As teen boy health expert
recently put it, teenage boys desperately need to be needed somewhere. And a lot of them don’t feel needed in the classroom.More male teachers would probably help. But, in addition, bottom-half boys need appealing, useful, easy to access alternatives to school itself. They need apprenticeships, shop classes, internships, trade schools, and certification programs. They need systems that work with, rather than against, their socialization and biology to help them get out in the world and earning enough money to support a family as soon as they’re physically and mentally able.
I know you get this, but I always get nervous when certain people talk about going towards sex-separated education, because an all-boys school would be a total nightmare for boys who have more "feminine" tendencies and don't fit in with the majority of boys.
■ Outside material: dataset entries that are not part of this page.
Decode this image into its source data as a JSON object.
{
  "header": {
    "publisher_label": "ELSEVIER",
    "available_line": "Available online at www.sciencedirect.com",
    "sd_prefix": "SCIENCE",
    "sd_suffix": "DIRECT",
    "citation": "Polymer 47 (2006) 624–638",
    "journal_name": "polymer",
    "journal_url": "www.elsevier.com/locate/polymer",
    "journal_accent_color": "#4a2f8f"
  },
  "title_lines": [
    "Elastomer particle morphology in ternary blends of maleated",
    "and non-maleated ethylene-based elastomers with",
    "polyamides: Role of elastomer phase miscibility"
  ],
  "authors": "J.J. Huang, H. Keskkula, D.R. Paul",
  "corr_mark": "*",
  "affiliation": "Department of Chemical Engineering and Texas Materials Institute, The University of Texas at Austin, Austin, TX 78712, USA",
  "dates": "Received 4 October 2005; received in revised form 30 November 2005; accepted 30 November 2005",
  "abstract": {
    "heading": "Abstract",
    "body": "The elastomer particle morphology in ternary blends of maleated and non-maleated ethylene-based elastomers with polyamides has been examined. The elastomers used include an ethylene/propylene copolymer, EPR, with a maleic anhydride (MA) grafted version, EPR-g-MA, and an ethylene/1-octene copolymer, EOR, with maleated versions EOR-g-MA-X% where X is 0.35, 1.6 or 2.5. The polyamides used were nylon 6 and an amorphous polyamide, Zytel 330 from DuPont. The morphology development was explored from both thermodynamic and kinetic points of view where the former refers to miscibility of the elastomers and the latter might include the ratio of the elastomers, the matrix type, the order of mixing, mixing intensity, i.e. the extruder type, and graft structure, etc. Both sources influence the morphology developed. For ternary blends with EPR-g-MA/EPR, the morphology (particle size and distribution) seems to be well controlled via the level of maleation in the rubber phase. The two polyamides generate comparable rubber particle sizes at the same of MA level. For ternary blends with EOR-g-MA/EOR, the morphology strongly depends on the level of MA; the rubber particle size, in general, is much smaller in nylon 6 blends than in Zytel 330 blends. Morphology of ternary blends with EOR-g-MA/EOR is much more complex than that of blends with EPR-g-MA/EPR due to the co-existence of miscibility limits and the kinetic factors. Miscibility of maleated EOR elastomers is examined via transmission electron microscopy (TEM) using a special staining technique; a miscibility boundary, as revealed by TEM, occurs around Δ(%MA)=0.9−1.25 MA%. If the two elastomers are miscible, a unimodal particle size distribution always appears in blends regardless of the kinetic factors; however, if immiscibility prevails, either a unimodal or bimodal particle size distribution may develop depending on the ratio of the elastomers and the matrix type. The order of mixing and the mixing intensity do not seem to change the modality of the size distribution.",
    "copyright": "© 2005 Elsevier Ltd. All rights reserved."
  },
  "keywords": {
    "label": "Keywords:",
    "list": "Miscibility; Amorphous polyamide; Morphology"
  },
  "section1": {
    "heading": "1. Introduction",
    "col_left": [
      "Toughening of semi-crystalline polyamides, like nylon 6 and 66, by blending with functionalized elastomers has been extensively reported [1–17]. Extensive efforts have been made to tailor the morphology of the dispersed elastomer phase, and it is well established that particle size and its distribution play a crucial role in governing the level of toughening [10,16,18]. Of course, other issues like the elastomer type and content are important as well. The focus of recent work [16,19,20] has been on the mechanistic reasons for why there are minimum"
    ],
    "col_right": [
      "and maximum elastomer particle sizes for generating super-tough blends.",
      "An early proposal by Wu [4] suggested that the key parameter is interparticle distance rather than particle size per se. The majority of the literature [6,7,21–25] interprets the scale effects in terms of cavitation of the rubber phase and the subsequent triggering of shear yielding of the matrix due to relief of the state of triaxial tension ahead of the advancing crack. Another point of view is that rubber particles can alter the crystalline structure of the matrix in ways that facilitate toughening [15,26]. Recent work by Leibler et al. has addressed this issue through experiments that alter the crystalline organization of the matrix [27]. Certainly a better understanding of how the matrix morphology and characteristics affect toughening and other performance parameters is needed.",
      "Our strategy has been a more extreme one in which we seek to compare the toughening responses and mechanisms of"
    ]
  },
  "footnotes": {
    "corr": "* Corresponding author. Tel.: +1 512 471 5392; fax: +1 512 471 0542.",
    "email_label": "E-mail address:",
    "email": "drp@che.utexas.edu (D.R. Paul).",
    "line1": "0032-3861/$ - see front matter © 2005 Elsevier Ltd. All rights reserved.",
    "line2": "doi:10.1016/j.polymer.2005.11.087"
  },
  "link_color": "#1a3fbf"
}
Ideally what you'd do is come up with your "boys" schools and your "girls" schools but describe them in more gender neutral terms and let everyone choose which one they want to go to. I mostly liked my public school experience but it definitely would have been even better if there would have been an alternative for the 50% of boys and 10% of girls who needed a different environment.
I feel like this is an absolute minefield of bad possibilities shutting off potential. In any given cohort there's a broad population of bubble kids. It's much larger than the persistently low or persistently high sets. Any system which pushes some kids out is going to risk really hitting these margins. There's a lot of things I think we could do that would be better for marginally productive boys that would be better long term than letting them quit school sooner. More serious discipline, better approaches to reading, red shirting kindergarten and stretching out the ramp. More consistent consequences for failure and being willing to retain and invest in interventions...and we could go on and on and a lot of these aren't we should spend wild amounts of money.
We really also shouldn't give up before we do something about students who have really bad luck. I worked at a subpar charter school for a time where there was a cohort of kids whose first grade teachers stopped taking work seriously by November. The 2nd grade teachers had a series of quits and in 3rd grade one of the teachers had a health issue and left by February and there were like 5 kids who didn't have a serious full time teacher through all 3 years of 1st-2nd-3rd. I'm sure some of them came out okay just because genetics are powerful and parents do good work but then if you're hitting middle school and starting to push them out of using their minds isn't a great look.
It's also really likely to hurt neurodivergent late bloomers especially. Fortunately for me I'm the kind of autistic person that teachers can tell pretty quickly isn't dumb. That my special interests turned out to be history and science topics meant I never got anyone to call me dumb just dysfunctional. What's far worse and far less safe for this kind of boy is blue collar workplaces.